Davide Scabin: lo chef è tornato!
Dallo scorso novembre uno tra i più noti ed ecclettici chef della ristorazione italiano è ritornato alla ribalta, chiamato alla guida della cucina del torinese Grand Hotel Sitea.
di Silvana Delfuoco
Davide Scabin, interprete tra i più ecclettici e fantasiosi della cucina italiana, dallo scorso 15 novembre è alla guida del Ristorante Carignano, all’interno del torinese Grand Hotel Sitea. Chiamato dalla proprietà di questo “Locale storico d’Italia”, il suo ruolo sarà quello di direttore creativo e dovrà gestire tutta l’offerta ristorativa.
La presenza dell’inventore del rivoluzionario cyber egg tra le sale di uno dei luoghi simbolo della “compostezza sabauda” può forse aver costituito una sorpresa per molti, ma non certo per Scabin:
«In realtà questa è una dimensione che mi sono subito sentito quasi cucita addosso. Né troppo piccola né troppo grande ma giusta per far ripartire, dopo questi due anni di stop forzato, quella che è sempre stata la mia indole. Penso di aver trovato qui una giusta scuderia, dove sanno come farmi correre e io so come far correre altri cavalli. Una sorta di ponte d’unione tra la strada interrotta del Combal.zero (il suo mitico ristorante al Castello di Rivoli, aperto dal 2002 al 2020. N.d.R.) e il futuro su cui intendo ancora scommettere».

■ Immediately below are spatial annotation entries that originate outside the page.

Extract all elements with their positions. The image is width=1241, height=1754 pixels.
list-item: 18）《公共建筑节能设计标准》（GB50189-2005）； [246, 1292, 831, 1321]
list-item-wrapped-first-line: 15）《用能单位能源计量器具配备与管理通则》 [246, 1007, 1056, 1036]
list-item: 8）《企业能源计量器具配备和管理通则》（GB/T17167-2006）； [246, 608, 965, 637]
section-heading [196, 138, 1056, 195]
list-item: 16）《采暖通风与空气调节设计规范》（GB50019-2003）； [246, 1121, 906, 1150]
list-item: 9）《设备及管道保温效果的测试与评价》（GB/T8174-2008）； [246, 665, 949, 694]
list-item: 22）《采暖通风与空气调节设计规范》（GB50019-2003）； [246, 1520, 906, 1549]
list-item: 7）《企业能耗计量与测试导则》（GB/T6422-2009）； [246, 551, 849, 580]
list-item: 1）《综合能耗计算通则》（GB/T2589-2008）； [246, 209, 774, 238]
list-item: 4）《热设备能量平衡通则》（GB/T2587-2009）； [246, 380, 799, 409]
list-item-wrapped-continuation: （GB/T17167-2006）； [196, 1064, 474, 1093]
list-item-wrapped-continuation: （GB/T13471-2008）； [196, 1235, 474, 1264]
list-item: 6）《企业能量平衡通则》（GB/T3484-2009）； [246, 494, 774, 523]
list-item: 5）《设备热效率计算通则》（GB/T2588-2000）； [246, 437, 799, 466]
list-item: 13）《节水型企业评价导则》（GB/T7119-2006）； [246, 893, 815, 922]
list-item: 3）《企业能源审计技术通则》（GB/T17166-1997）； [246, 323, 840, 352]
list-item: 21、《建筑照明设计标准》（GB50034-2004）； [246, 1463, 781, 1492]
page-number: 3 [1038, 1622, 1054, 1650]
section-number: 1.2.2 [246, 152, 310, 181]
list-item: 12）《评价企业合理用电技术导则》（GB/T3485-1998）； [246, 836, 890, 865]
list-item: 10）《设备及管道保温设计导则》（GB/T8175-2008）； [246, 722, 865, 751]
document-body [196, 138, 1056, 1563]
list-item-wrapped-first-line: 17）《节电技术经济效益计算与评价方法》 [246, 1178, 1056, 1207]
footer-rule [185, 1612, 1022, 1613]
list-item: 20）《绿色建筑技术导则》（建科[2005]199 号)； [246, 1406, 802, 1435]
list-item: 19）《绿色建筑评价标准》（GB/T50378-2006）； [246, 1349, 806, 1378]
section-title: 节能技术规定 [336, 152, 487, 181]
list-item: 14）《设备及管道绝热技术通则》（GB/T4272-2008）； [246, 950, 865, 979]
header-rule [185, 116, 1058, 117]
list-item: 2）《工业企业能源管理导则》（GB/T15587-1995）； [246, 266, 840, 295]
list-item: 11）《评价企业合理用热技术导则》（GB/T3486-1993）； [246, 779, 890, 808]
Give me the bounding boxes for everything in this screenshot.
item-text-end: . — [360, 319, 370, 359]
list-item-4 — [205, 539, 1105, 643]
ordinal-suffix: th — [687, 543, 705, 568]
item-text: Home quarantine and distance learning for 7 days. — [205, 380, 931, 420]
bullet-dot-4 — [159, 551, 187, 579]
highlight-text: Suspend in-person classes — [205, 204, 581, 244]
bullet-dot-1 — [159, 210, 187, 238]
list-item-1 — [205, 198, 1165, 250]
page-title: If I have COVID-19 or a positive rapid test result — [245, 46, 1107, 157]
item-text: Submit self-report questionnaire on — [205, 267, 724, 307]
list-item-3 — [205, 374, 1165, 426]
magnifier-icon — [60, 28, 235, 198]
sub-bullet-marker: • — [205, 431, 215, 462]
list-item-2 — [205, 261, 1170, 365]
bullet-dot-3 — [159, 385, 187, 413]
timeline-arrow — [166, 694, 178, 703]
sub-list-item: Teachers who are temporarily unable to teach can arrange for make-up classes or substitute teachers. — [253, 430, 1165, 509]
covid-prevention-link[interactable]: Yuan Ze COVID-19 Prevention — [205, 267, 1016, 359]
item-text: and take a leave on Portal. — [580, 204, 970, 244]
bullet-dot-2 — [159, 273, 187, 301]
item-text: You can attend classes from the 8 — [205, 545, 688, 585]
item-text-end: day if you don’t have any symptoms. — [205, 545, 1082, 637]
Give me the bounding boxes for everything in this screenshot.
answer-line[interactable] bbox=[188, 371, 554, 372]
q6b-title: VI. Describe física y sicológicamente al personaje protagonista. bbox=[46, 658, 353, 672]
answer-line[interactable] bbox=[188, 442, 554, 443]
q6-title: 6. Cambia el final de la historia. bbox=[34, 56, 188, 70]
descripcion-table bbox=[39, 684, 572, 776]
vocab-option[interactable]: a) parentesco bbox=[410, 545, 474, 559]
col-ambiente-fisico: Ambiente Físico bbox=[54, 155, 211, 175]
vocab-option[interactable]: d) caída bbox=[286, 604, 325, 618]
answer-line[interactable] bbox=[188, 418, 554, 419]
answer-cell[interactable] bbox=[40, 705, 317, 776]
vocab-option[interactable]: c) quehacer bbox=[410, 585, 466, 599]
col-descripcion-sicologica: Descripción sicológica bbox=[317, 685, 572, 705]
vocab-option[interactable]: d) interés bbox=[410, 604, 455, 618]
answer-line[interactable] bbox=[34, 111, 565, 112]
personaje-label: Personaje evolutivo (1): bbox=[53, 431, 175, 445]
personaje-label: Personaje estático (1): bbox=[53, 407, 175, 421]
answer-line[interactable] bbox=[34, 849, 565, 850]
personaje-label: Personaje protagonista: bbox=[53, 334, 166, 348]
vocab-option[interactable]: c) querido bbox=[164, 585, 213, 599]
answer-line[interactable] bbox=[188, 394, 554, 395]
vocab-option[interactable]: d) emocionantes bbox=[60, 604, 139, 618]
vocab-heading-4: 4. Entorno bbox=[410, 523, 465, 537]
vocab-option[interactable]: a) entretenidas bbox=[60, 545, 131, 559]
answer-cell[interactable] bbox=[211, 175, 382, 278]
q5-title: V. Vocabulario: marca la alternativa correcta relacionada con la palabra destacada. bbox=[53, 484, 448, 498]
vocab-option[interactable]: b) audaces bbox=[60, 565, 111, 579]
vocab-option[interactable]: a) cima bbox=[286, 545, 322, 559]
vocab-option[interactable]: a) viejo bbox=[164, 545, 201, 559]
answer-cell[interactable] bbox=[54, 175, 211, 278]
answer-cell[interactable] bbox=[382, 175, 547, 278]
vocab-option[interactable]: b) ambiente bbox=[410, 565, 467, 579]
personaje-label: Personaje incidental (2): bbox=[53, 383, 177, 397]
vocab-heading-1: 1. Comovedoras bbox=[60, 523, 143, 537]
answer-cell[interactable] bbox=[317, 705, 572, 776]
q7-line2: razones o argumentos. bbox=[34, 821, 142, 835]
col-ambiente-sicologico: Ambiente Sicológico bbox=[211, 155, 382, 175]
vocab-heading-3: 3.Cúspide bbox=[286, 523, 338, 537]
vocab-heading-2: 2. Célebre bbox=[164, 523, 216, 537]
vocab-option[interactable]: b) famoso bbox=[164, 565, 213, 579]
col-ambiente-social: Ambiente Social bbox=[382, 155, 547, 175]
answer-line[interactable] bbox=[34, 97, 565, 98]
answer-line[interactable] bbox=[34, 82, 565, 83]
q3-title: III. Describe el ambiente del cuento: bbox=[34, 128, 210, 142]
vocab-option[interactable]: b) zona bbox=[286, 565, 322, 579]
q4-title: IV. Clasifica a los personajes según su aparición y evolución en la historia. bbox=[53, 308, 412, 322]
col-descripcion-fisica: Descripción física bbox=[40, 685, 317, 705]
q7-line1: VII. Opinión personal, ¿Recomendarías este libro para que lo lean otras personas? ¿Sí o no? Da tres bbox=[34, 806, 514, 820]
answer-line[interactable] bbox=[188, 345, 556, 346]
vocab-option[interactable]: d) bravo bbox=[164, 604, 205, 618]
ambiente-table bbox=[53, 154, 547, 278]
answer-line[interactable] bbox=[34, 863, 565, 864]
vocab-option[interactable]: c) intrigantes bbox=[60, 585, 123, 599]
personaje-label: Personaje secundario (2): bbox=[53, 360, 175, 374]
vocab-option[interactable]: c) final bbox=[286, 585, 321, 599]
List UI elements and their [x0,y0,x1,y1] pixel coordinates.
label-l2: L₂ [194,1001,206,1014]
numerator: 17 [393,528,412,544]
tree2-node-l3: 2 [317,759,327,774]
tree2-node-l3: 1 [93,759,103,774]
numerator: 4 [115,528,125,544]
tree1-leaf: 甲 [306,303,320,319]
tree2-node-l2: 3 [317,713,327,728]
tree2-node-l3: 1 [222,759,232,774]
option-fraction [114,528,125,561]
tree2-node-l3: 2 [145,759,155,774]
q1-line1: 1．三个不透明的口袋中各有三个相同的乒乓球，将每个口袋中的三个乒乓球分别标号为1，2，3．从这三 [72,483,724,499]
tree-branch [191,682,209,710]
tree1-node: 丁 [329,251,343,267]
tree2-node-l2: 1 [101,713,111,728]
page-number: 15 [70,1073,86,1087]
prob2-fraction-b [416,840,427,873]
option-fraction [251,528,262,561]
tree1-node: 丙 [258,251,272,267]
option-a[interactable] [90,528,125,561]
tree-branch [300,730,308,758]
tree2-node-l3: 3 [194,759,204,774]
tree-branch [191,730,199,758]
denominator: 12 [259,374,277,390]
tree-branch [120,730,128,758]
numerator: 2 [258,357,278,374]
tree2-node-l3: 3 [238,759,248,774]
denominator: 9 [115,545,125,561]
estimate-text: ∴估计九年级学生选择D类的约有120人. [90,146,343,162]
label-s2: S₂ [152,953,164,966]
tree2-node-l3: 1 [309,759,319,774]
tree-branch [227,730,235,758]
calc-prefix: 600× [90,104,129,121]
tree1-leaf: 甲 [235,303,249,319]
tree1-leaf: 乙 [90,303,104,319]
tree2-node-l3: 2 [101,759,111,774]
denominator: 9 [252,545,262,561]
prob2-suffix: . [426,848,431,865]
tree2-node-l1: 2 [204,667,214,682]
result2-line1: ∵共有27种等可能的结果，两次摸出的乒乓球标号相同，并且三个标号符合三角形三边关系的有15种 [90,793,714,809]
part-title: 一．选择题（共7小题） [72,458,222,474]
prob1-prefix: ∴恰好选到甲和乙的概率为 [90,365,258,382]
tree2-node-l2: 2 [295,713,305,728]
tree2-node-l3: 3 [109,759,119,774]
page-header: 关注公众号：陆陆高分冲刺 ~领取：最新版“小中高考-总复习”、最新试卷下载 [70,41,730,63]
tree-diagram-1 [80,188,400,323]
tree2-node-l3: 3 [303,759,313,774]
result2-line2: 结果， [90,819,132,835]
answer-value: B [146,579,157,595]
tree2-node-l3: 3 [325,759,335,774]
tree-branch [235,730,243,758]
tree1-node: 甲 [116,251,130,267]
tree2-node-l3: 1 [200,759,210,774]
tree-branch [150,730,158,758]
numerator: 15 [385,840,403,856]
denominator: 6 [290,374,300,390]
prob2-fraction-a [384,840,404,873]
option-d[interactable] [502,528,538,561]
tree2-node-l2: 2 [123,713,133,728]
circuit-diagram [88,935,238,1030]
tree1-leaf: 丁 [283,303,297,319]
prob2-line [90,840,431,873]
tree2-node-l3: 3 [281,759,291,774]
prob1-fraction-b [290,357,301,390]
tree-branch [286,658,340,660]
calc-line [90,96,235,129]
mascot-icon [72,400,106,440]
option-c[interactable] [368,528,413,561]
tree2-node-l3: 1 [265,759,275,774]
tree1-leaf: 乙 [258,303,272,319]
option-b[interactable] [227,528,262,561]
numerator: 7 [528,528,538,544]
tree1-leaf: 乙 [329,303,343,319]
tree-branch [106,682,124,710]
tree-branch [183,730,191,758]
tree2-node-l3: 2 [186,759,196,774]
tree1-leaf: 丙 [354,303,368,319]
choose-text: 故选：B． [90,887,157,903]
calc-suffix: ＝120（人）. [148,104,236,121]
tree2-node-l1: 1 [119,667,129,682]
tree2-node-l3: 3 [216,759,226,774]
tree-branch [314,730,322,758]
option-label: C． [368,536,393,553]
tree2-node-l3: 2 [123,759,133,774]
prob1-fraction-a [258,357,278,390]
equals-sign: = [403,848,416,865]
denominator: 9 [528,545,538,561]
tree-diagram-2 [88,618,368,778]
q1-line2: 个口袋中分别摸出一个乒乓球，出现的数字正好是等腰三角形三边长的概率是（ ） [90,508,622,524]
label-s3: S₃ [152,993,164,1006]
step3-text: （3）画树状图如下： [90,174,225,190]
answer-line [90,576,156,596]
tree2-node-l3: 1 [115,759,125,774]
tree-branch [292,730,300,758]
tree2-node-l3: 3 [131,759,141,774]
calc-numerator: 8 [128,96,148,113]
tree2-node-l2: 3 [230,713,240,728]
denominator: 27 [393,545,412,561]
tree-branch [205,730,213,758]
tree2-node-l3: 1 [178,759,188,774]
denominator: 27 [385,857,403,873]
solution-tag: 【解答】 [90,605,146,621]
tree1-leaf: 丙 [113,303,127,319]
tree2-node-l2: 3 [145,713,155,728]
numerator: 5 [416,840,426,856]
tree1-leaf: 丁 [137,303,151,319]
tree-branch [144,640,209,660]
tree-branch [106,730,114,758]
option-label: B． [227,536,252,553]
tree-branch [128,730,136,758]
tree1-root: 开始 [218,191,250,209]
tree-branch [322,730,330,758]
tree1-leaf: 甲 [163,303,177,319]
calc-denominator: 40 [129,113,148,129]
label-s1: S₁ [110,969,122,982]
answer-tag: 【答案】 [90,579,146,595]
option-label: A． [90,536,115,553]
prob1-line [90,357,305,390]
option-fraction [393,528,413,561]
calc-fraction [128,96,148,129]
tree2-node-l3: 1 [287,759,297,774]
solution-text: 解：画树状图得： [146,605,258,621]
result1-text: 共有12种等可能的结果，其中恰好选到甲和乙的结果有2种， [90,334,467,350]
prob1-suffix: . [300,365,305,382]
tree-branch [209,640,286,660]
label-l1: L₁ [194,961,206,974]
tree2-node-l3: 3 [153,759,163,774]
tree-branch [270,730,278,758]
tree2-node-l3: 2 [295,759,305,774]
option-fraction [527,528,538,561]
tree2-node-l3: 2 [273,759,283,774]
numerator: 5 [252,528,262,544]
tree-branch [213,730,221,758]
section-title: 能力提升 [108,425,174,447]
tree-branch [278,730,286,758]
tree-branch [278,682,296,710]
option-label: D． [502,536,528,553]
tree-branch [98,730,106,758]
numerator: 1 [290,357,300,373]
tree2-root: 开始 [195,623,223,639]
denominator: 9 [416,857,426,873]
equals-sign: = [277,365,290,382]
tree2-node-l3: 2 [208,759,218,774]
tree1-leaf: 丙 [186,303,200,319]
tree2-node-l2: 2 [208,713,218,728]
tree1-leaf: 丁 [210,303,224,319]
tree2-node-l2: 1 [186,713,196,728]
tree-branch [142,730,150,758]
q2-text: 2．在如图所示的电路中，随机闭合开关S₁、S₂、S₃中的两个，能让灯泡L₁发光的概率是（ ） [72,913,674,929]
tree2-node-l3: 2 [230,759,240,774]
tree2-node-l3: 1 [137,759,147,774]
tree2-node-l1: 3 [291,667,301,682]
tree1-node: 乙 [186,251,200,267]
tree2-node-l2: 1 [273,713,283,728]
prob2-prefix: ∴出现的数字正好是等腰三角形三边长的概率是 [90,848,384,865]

E di sicuro il primo tassello di questo ponte ideale è rappresentato dal menu degustazione da tredici portate, unico percorso per la cena serale – rigorosamente su prenotazione – nella bella saletta del ristorante dai pochi tavoli ben distanziati. Intitolato con l’acronimo Ral 6001 classic, il codice che nella classificazione europea dei colori corrisponde al verde smeraldo, il menu ha un nome a suo modo evocativo: l’intento è quello di suggerire all’ospite di sedersi a tavola «non con la preoccupazione di capire i piatti, bensì con la curiosità e la gioia di viverli senza remore». Perché, come spiega lo chef, «io lavoro nell’ottica di fornire strumenti, non sovrastrutture». E allora, dimenticate le sovrastrutture, sediamoci a tavola e godiamoci fino in fondo questa cena davvero unica!
In un ordine di servizio non convenzionale, secondo la logica dell’Up&Down, vengono serviti per primi i piatti più strutturati, allo scopo di intercettare la naturale predisposizione del nostro organismo ad accoglierli, proseguendo poi con pietanze man mano più fresche e con acidità maggiore. Così, dalla lingua brasata al Barolo, un classico della cucina piemontese amatissimo dallo chef, si passa a memorabili piatti “iconici”, come il carciofo baccarà, tonno in marinatura leggera, nato dalla semplicità del tonno e carciofini e divenuto una sorta di romantica “rosa verde a stelo lungo”. Né mancano portate felicemente inedite: come lo storione white and blac, Ral 6001, nato qui al Carignano da un lavoro di squadra con i giovani sous chef; o come, in attesa dei dessert, il cardo e king crab, felicissimo connubio di consistenza e gusto tra note amare e altre dolcissime.
Certo, un’esperienza così totalizzante e appagante – provare per credere! – come quella del Ral 6001 classic non è certo ripetibile né nell’immediato né con troppa frequenza. Ma una soluzione per continuare a giocare con questa magica cucina, per fortuna c’è: la recentissima apertura del bistrot Carlo e Camillo del Ristorante Carignano, dove si può pranzare e cenare in un contesto sempre elegante. ma più conviviale. E dove, soprattutto, Scabin continua a portare avanti il suo progetto la cui stella polare è costituita dalla convinzione che «il patrimonio del passato costituisce il vero fondamento del futuro».
È per questo che anche al bistrot la cucina viene preparata il più espresso possibile, non senza che alcune proposte, come per esempio la trippa o la finanziera, per poterne garantire la freschezza compariranno in carta un solo giorno la settimana. Questi sono i piatti, spiega Scabin «della vera cucina italiana, quella che io vorrei continuare a proporre alle nuove generazioni, che non sempre hanno avuto modo di sperimentarla. Perché questa è l’unica tradizione che conosco, quella che dal passato guarda al futuro. Vorrei fare questo per contribuire, a modo mio, alla salvaguardia dell’unico valore che davvero mi preme: non veder scomparire l’identità dell’autentico gusto italiano».